> > I tried out FEEL and Attract-Mode, and was not up and running in minutes. FEEL > > doesn't have a set-up menu. Attract-Mode's was just incomprehensible - which > > surprised me given the author seems to be a native english speaker. A-M seems like > > it's made for touch screens. Really bizarre. In either case, I wasn't able to set > the > > exe path. > > Haven't tried FEEL, but I'm sort of using Attract Mode these days. Once you get your > head around the way the UI is, it kind of makes sense. But yeah, it's not exactly > user friendly. > > Although, the same is true for most frontends. MAMEWAH was my go to for years, and > that had some funky dependencies and took lots of config file editing to get it off > the ground.

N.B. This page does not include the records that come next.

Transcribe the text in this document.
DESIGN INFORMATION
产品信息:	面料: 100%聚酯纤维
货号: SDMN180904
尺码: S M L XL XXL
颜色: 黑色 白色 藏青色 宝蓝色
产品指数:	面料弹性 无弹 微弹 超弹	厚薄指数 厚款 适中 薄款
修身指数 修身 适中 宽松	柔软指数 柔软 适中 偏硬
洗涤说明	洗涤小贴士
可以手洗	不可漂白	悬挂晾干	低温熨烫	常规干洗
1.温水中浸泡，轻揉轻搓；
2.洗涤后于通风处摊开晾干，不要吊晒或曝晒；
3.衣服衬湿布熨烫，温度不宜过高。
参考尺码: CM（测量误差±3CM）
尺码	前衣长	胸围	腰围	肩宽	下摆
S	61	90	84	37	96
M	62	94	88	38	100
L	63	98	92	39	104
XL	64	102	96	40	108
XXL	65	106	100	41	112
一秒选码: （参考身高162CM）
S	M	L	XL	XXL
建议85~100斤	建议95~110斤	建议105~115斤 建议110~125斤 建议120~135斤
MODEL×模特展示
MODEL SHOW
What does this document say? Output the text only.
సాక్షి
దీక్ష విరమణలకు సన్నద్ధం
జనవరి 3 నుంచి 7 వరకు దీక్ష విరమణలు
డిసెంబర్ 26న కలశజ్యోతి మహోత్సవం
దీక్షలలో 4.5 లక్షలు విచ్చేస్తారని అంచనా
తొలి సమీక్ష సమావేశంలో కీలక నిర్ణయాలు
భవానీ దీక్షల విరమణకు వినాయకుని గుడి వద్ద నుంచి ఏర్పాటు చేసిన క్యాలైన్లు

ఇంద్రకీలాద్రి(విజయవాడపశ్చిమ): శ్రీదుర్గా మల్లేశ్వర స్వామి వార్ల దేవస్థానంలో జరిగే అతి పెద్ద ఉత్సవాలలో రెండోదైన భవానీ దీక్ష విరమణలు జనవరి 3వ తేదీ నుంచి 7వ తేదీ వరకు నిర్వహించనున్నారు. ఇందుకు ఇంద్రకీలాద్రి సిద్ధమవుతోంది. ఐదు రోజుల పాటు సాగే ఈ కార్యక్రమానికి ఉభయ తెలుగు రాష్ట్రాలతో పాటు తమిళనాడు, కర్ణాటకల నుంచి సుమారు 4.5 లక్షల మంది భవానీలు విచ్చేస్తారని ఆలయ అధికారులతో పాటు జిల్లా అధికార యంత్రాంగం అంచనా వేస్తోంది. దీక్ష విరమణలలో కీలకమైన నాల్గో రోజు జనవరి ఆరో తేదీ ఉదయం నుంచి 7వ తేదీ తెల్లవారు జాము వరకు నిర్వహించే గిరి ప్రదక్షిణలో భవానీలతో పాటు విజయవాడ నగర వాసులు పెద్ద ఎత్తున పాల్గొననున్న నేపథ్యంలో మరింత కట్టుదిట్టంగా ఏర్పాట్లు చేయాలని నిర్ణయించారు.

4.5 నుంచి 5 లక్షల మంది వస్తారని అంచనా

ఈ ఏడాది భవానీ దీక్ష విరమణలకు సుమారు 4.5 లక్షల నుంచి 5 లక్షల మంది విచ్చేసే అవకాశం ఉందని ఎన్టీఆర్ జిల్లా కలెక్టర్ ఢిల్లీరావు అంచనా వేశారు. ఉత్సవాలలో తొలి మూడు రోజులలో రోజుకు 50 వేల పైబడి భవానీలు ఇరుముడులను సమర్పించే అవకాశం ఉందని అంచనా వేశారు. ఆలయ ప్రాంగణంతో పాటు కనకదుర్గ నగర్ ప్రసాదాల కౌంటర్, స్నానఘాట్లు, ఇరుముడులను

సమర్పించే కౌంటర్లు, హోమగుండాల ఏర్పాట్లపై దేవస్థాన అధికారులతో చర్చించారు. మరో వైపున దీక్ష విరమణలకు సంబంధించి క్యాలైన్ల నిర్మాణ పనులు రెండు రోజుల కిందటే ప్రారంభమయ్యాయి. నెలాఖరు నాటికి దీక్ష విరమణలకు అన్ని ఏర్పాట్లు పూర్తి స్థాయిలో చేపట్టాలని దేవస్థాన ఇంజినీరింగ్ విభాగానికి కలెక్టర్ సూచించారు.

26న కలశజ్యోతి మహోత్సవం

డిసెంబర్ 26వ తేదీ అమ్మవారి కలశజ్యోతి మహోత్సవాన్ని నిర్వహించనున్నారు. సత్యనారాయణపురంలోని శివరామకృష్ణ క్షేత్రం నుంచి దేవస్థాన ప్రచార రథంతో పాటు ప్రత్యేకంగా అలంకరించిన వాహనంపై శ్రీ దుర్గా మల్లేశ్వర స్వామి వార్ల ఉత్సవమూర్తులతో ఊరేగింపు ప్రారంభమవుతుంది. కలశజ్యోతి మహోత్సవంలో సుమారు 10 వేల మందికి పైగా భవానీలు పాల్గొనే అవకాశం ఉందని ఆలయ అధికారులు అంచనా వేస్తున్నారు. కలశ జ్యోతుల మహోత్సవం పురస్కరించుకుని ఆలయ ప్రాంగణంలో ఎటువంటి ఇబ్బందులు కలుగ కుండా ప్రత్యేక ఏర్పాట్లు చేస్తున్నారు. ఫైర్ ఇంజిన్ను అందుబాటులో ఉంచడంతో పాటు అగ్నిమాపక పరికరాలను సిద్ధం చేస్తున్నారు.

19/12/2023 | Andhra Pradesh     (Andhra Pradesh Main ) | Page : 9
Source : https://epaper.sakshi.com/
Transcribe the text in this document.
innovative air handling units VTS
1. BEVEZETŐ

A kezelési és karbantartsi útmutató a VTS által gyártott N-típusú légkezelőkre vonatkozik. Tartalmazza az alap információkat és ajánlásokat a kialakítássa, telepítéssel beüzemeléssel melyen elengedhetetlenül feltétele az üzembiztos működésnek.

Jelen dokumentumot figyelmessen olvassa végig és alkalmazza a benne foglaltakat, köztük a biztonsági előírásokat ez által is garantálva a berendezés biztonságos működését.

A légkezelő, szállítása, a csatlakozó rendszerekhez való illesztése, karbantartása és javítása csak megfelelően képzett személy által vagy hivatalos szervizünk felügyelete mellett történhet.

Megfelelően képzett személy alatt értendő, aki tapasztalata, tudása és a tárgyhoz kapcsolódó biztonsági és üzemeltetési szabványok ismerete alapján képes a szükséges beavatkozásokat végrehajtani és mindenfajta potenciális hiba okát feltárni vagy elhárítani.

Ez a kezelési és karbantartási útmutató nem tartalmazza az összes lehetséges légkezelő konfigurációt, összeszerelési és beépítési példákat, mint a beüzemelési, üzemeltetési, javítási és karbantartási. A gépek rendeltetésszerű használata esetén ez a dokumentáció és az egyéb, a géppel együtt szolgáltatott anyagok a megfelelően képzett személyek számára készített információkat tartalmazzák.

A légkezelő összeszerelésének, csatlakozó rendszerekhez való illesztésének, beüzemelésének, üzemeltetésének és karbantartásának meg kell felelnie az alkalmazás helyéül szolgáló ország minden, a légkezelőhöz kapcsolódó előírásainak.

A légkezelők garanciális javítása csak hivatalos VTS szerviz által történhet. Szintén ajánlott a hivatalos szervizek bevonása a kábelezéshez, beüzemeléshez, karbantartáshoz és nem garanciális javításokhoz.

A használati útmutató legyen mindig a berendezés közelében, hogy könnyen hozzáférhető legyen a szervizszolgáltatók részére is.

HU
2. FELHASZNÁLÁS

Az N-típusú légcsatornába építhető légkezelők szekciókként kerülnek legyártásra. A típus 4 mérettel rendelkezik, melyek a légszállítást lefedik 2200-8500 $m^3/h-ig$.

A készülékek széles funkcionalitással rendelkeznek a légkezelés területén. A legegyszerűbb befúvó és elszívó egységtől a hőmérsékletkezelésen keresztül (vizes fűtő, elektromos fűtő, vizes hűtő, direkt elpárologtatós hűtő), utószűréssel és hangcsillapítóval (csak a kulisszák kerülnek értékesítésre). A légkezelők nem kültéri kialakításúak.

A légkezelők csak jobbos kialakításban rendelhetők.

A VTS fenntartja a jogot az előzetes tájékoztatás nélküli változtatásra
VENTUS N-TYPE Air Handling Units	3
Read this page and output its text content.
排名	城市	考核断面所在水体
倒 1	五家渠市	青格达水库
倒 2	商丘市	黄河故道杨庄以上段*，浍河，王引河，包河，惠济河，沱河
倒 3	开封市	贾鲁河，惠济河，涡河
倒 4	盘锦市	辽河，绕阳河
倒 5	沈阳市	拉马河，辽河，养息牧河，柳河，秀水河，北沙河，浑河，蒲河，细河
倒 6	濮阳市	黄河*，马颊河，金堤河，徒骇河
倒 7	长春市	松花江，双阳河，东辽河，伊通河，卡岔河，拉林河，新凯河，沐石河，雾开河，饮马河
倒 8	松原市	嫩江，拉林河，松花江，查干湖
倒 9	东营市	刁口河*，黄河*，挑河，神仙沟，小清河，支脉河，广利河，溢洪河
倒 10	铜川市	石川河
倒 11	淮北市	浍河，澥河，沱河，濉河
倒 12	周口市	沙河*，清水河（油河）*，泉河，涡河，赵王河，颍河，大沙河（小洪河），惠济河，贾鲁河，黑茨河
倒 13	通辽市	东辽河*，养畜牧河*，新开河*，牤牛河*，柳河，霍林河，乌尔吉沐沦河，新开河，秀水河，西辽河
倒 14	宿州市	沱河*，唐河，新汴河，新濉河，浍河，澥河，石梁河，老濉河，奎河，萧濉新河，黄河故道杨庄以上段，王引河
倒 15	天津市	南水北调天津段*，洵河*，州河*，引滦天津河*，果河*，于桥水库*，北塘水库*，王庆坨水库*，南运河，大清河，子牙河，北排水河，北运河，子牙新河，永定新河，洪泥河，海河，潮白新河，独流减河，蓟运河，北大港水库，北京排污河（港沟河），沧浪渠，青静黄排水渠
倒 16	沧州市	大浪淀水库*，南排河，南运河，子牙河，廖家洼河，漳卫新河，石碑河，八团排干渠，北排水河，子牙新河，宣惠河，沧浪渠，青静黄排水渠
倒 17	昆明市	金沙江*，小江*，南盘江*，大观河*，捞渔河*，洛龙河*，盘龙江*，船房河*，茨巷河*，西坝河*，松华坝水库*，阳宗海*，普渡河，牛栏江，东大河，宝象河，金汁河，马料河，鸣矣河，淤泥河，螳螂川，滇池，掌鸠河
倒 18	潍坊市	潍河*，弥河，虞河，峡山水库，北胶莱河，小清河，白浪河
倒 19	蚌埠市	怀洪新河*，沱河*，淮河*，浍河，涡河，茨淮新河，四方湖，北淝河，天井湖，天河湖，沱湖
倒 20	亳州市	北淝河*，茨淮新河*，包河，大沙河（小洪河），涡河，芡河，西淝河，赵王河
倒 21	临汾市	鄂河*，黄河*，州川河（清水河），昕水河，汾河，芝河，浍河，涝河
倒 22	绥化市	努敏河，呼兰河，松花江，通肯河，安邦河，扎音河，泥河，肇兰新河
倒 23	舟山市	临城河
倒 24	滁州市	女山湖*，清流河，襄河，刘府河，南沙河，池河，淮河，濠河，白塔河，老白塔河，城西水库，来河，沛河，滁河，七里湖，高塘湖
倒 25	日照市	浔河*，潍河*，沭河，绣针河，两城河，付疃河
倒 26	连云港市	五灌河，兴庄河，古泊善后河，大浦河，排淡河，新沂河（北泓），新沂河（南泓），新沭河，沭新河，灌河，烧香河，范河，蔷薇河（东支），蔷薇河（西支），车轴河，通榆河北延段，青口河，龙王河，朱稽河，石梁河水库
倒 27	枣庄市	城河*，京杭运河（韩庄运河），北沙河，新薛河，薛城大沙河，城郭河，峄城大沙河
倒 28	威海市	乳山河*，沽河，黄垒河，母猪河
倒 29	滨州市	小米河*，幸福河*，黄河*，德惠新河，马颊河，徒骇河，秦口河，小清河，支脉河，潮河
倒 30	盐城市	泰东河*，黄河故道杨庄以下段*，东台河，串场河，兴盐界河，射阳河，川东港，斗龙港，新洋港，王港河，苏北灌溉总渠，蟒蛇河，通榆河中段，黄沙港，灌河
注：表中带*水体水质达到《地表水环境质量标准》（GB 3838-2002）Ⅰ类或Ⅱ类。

I finally gave up there because it required more and more hacks to get it > to work with new OSes, as it got increasingly out of date. > > I think part of it is just that frontends are tricky. There's a lot of moving parts > that all have to be set correctly before the the frontend can do anything. It also > seems like a lot of frontend authors come from a Linux background, where funky UI and > editing config files is the norm. I'd love to try my hand at a frontend that takes a > more Apple-style "it just works" approach, but sadly my time for such projects is too > limited to have any hope of producing anything.
I agree with most of this. I downloaded the new Mame yesterday, and the built-in UI is hilariously inept and horrible to use, though like anything you get used to its fugliness.
If you're familiar with most of the older ones, then MameUI64 is the best right now, I think.
Basically the problem with every one I've seen is that they're designed from the inside out, rather then the outside in. Meaning, usability is about last on the list of requirements.